Jim Kelley: Coaching matters, and Bowman is as good an example as one can find, but how many Cups did he win when he had to cover for spotty goaltending? Add up the number of coaches that Devils GM Lou Lamoriello has fired during the years that he's had Martin Brodeur between the pipes. Give meRoy at his peak and I like to think I could be the next Bob Hartley or Jean Perron.

Rookie coaches can win the Cup -- sometimes it seems as often as legends. But in a showdown, I'll take the veteran simply because I covered the 1993 Cup final where DemersandRoy were about to go two games down to the Kings of Barry Melrose and Wayne Gretzky. Sure Demers had Roy, but Melrose had no answers for slowing the momentum Montreal got from that call for measuring McSorley's stick. The Habs scored the game-tying goal off the ensuing power play, went on to win the game in overtime, and take the Cup in five. Can't help but think that if Bowman were coaching the Kings, he would have found a way to rebuild his team and at least make a series of it.

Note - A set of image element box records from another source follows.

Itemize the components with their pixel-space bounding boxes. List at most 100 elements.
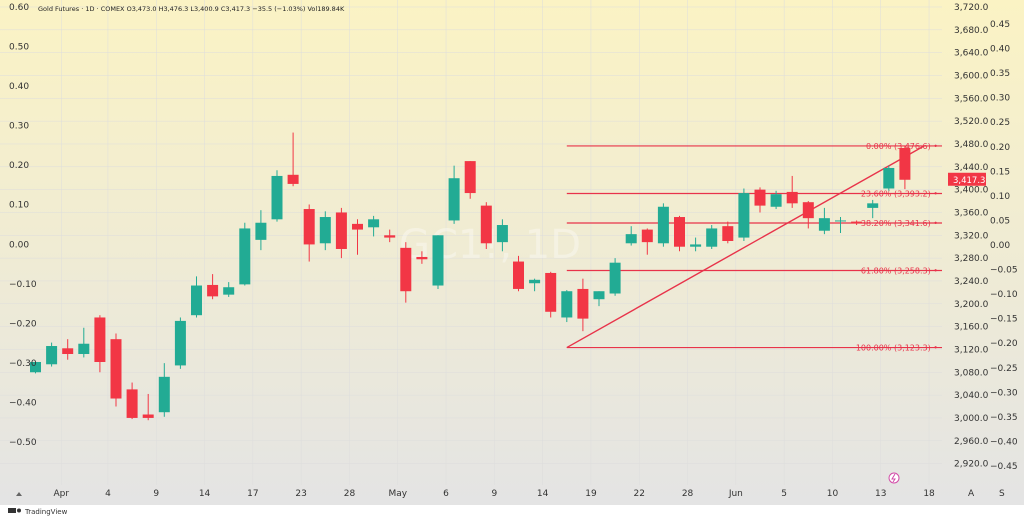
candle-body <box>30 361 41 373</box>
time-tick-label: 5 <box>781 489 787 499</box>
go-to-date-icon[interactable] <box>16 492 22 496</box>
candle <box>384 229 396 243</box>
candle-body <box>835 220 846 222</box>
percent-tick-label: −0.25 <box>990 364 1018 374</box>
left-tick-label: −0.40 <box>9 398 37 408</box>
percent-tick-label: −0.35 <box>990 413 1018 423</box>
candle-body <box>94 317 106 362</box>
candle <box>674 215 685 252</box>
time-tick-label: 14 <box>537 489 549 499</box>
candle <box>561 290 573 323</box>
time-tick-label: 23 <box>295 489 306 499</box>
axis-settings-button[interactable]: S <box>999 489 1005 499</box>
candle-body <box>738 193 750 238</box>
candle <box>738 188 750 241</box>
tradingview-logo[interactable]: TradingView <box>8 508 68 516</box>
price-axis[interactable]: 3,720.0 3,680.0 3,640.0 3,600.0 3,560.0 3,520… <box>954 3 989 470</box>
candle <box>432 235 444 289</box>
percent-tick-label: 0.15 <box>990 167 1010 177</box>
candle-body <box>561 291 573 318</box>
left-tick-label: 0.20 <box>9 161 29 171</box>
left-tick-label: −0.50 <box>9 438 37 448</box>
candle-body <box>480 205 492 244</box>
lightning-icon[interactable] <box>888 472 900 484</box>
left-tick-label: 0.00 <box>9 240 29 250</box>
candle <box>46 342 58 367</box>
candle-body <box>867 203 879 208</box>
candle-body <box>464 161 476 194</box>
header-symbol: Gold Futures <box>38 5 80 13</box>
price-tick-label: 3,400.0 <box>954 186 989 196</box>
candle-body <box>706 228 718 247</box>
candle <box>754 187 766 213</box>
candle <box>30 361 41 374</box>
candle <box>126 382 138 420</box>
candle-body <box>416 256 428 260</box>
candle <box>335 207 347 259</box>
candle-body <box>126 389 138 418</box>
fib-level-label: 38.20% (3,341.6) • <box>861 219 938 228</box>
percent-tick-label: −0.05 <box>990 266 1018 276</box>
candle-body <box>287 174 299 184</box>
header-exchange: COMEX <box>101 5 125 13</box>
candle-body <box>802 202 814 219</box>
candle-body <box>593 291 605 300</box>
left-tick-label: −0.30 <box>9 359 37 369</box>
price-tick-label: 3,280.0 <box>954 254 989 264</box>
candle <box>448 165 460 224</box>
candle-body <box>883 167 895 189</box>
candle-body <box>384 235 396 238</box>
candle-body <box>62 348 74 355</box>
candle <box>818 207 830 235</box>
candle <box>255 210 267 251</box>
candle-body <box>255 222 267 240</box>
candle-body <box>496 225 508 243</box>
candle-body <box>609 262 621 294</box>
candle-body <box>577 288 589 319</box>
candle-body <box>770 194 782 207</box>
left-tick-label: 0.10 <box>9 201 29 211</box>
fib-level-label: 23.60% (3,393.2) • <box>861 190 938 199</box>
candle <box>368 215 380 237</box>
price-tick-label: 3,000.0 <box>954 414 989 424</box>
time-axis[interactable]: Apr 4 9 14 17 23 28 May 6 9 14 19 22 28 Jun 5 10 13 18 <box>53 489 935 499</box>
candle <box>464 161 476 199</box>
candle-body <box>722 226 734 241</box>
left-tick-label: −0.10 <box>9 280 37 290</box>
candle-body <box>545 272 557 312</box>
candle <box>223 282 235 297</box>
header-ohlc: O3,473.0 H3,476.3 L3,400.9 C3,417.3 −35.… <box>127 5 345 13</box>
left-tick-label: −0.20 <box>9 319 37 329</box>
price-tick-label: 3,160.0 <box>954 323 989 333</box>
fib-trendline[interactable] <box>566 145 925 349</box>
candle <box>657 203 669 247</box>
percent-tick-label: 0.40 <box>990 45 1010 55</box>
candle <box>883 165 895 191</box>
price-tick-label: 2,960.0 <box>954 437 989 447</box>
fib-level-label: 61.80% (3,258.3) • <box>861 267 938 276</box>
time-tick-label: May <box>388 489 407 499</box>
candle-body <box>818 218 830 231</box>
axis-auto-scale-button[interactable]: A <box>968 489 975 499</box>
price-tick-label: 3,720.0 <box>954 3 989 13</box>
candle <box>496 219 508 252</box>
price-tick-label: 3,600.0 <box>954 71 989 81</box>
candle-body <box>657 206 669 244</box>
percent-axis[interactable]: 0.45 0.40 0.35 0.30 0.25 0.20 0.15 0.10 0.05 0.00… <box>990 20 1018 472</box>
percent-tick-label: 0.20 <box>990 143 1010 153</box>
percent-tick-label: 0.05 <box>990 216 1010 226</box>
left-tick-label: 0.60 <box>9 3 29 13</box>
time-tick-label: 17 <box>247 489 258 499</box>
candle-body <box>625 234 637 244</box>
left-tick-label: 0.30 <box>9 122 29 132</box>
candle-body <box>207 284 219 297</box>
chart-header: Gold Futures · 1D · COMEX O3,473.0 H3,47… <box>38 5 345 13</box>
candle-body <box>142 414 154 418</box>
svg-text:S: S <box>999 489 1005 499</box>
price-tick-label: 3,480.0 <box>954 140 989 150</box>
fib-retracement[interactable]: 0.00% (3,476.6) • 23.60% (3,393.2) • 38.20… <box>566 142 942 353</box>
candle-body <box>158 376 170 413</box>
candle-body <box>400 247 412 292</box>
candle <box>174 317 186 369</box>
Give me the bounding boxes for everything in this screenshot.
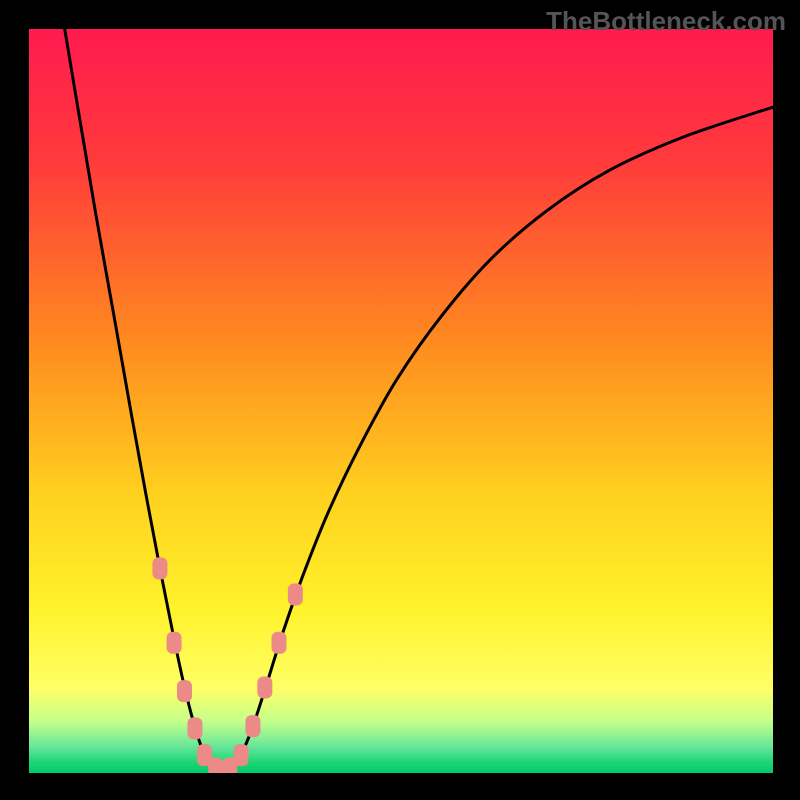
chart-plot-area [29,29,773,773]
curve-marker [288,583,303,605]
chart-background [29,29,773,773]
curve-marker [177,680,192,702]
curve-marker [208,758,223,773]
chart-svg [29,29,773,773]
curve-marker [167,632,182,654]
curve-marker [245,715,260,737]
curve-marker [187,717,202,739]
curve-marker [271,632,286,654]
watermark-label: TheBottleneck.com [546,6,786,37]
curve-marker [234,744,249,766]
curve-marker [257,676,272,698]
curve-marker [152,557,167,579]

Allan Muir: There's a reason why players are paid like movie stars and coaches are paid like accountants. A coach can be integral to a team's success, but I've yet to see one make a key stop or score the game-winner. A former Cup-winner like Hitch knows which buttons to push, but exactly how many buttons does a young, inexperienced team like the Blue Jackets offer him? A guy like Bylsma on the other hand may not have the skins on the wall, but he's going to benefit from a more composed dressing room and players who know how to deal with postseason adversity.